Os primeiros planos desta estréia
em longas de Vuillet apresentam uma cena bastante recorrente
no cinema (especialmente o europeu) recente: o drama
dos imigrantes (neste caso, ucranianos) prestes a serem
expulsos de um país de “Primeiro Mundo”. A julgar pela
hiper-granulação destes primeiros momentos, e pela câmera
nervosa e cheias de cortas rápidos, nos preparamos para
um filme de “realismo político”. Ledo e feliz engano,
porque logo depois dos créditos que se seguem a esta
primeira sequência, o filme revela sua verdadeira vocação:
a da criação de uma muito calorosa comédia de erros
a partir de uma ótima combinação de personagens e escalação
de elenco (onde até Carmem Maura surge num papel de,
vejam só, “vovó”!). Comédia esta onde o principal destaque
é justamente a sensação de “caldeirão” de origens de
migrantes que pequenos países europeus, como a Bélgica
onde o filme se passa, parecem viver – e que neste sentido
tem sim uma série de “assuntos sérios” perpassando a
história, mas com o bom senso de sempre deixarem os
personagens e suas peripécias em primeiro plano.

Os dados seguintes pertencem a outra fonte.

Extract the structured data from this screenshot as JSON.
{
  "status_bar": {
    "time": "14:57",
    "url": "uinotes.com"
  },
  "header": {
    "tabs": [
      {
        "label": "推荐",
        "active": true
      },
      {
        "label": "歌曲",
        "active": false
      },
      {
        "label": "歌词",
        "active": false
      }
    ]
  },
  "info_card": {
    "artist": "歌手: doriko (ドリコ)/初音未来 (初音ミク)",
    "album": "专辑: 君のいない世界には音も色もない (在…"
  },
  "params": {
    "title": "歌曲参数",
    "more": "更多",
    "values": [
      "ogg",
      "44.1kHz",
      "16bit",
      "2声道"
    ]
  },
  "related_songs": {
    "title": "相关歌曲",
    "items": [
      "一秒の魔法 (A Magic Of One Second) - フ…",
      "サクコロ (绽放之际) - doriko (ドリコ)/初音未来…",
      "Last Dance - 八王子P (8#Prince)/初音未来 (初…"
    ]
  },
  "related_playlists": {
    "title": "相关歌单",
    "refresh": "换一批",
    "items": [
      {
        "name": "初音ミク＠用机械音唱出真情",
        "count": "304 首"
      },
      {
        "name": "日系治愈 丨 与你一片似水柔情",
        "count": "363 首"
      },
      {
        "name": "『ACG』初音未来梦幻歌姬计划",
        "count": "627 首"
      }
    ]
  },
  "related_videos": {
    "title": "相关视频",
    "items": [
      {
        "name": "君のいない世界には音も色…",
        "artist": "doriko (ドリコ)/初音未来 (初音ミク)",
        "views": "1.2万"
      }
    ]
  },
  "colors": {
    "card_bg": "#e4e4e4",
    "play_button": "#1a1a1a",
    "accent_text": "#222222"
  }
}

Seria fácil ver o filme como um esvaziamento de determinadas
questões políticas, pelo viés do humor ou de um otimismo
inabalável nas relações humanas (apenas escancarado
por um final dos mais improvavelmente felizes em muito
tempo), mas isso seria tentar julgar o filme por aquilo
que ele nunca tenta ser. Vuillet demonstra o tempo todo
que o que interessa para ele é trabalhar com os atores,
com as alternâncias de climas e de “timings”, e acima
de tudo, com a urdidura de um roteiro ágil dentro de
todo um padrão da noção da comédia de erros – e nisso
tudo, sai-se muito bem, especialmente se considerado
como estreante numa indústria de cinema com nem tanta
tradição de trabalho assim (a belga).
Trata-se, também, de um filme sobre mulheres, ou melhor,
sobre a total perda da “ordem” da vida de um homem a
partir das mulheres. O protagonista Miguel (Jacques
Gamblin) vive suas desventuras em meio a hormônios femininos
dos mais variados tipos, indo da mãe hiper-protetora
e presente até a filha pequena de quem ele tem que cuidar,
e passando pela “presença ausente” da esposa em viagem
(boa sacada do filme nunca dar mais espaço do que o
da voz para esta personagem, que no entanto não deixa
de ser central na narrativa por isso) e da mulher que
entra por acaso na sua vida e de fato desencadeia todo
este drama. Pode-se dizer mesmo que, se há algum retrato
social sendo montado, é menos sobre a questão da imigração
e muito mais sobre as relações de gênero, onde as mulheres
surgem como força-motriz que colocam em andamento todas
as histórias do mundo. Com todos estes temas em jogo,
Vuillet realiza um mais do que simpático primeiro filme,
cujo interesse pelos personagens nunca se deixa superar
por um certo esquematismo (especialmente na solução
final) que ameaça o filme a todo momento.